Ever since a team of Navy SEALs busted into terrorist mastermind Osama bin Laden’s secret Pakistan compound and put a bullet through his eye, a debate has raged: Was it disrespectful to use “Geronimo” as a code name in the operation?
Geronimo, of course, is a famous Chiricahua Apache warrior. Native American leaders have decried that the military assigned his name to an infamous terrorist, particularly in light of the U.S. military service of several of Geronimo’s descendants. Update: The military later clarified that Geronimo was the name of the operation, and said bin Laden’s code name was “Jackpot.”
This blog post was not authored to take an issue on the brouhaha one way or the other. It is noteworthy, however, to point out all the other places Native American culture have been used in military naming conventions.
From the Apache helicopter to the Tomahawk missile, a variety of gear, vehicles and weapons have been assigned Native American names — including the Marine battalion in one of the most dangerous places in Afghanistan right now.
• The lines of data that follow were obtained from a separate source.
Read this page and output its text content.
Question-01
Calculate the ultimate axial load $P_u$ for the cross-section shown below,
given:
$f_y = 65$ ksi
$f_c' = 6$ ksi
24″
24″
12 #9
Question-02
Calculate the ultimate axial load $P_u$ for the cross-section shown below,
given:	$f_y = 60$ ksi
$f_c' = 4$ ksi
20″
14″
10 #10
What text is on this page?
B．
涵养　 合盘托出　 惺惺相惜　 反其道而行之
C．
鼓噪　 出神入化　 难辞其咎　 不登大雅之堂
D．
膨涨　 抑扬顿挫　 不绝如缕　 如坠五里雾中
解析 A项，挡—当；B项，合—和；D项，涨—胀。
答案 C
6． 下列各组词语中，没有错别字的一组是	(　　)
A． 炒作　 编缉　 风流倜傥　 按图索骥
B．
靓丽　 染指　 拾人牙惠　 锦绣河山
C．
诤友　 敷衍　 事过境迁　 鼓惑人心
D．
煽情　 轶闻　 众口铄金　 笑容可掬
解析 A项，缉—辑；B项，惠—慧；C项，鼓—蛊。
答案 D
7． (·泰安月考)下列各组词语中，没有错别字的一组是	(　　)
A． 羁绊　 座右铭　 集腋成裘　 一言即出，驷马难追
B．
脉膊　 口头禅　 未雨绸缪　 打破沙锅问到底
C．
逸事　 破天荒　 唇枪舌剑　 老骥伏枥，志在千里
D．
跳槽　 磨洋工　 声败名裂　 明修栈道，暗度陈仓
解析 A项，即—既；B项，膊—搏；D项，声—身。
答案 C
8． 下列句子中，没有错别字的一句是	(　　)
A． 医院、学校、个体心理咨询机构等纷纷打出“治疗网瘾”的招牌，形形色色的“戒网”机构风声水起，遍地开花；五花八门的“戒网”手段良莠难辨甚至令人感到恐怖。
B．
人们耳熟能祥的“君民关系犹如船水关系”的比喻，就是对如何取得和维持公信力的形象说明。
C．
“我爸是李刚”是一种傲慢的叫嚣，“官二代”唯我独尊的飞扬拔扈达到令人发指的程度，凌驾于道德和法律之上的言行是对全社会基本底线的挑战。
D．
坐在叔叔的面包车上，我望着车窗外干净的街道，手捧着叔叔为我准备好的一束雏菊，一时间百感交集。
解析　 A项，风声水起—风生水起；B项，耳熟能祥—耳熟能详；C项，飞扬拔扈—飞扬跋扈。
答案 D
First Battalion, 5th Marines, out of Camp Pendleton, Calif., uses “Geronimo” as its call sign. The unit is currently patrolling Sangin district, where its sister battalion, 3rd Battalion, 5th Marines, engaged late last year in some of the heaviest fighting of the Afghan war.
Marines with 1/5 aren’t shy about using the Geronimo name, either. On May 4, the unit posted on Facebook a full list of Native American-inspired call signs that are used by various elements of the battalion:
Geronimo 101: Call Signs.
H&S Company: Huron
Alpha Company: Apache
Bravo Company: Blackfoot
Charlie Company: Cherokee
Weapons Company: Whitehorse
CAAT Platoons: Tomahawk 1 & 2
81mm Mortar Platoon: Mohawk
Scout Sniper Platoon: Seminole
Advisor Team: Dakota
Police Advisor Team 1: Comanche
Police Advisor Team 2: Shawnee
The logo for 1/5 also includes a small likeness of a Native American. A Marine source with the battalion tells me that it likely dates back to the World War I, when the unit was attached to an Army brigade that had a similar logo to commemorate their victories over native tribes in the previous century.
Readers, I’d be interested for your thoughts in the comments section below. Undoubtedly, the practice is offensive to some Native Americans, who bristle at the use of Native American-inspired naming conventions on just about anything, including sports teams.
On the other hand, a case can be made that 1/5 and other military units like it are honoring the warrior spirit of the Apache, Blackfoot, Seminole tribes and other communities whose name has been adopted.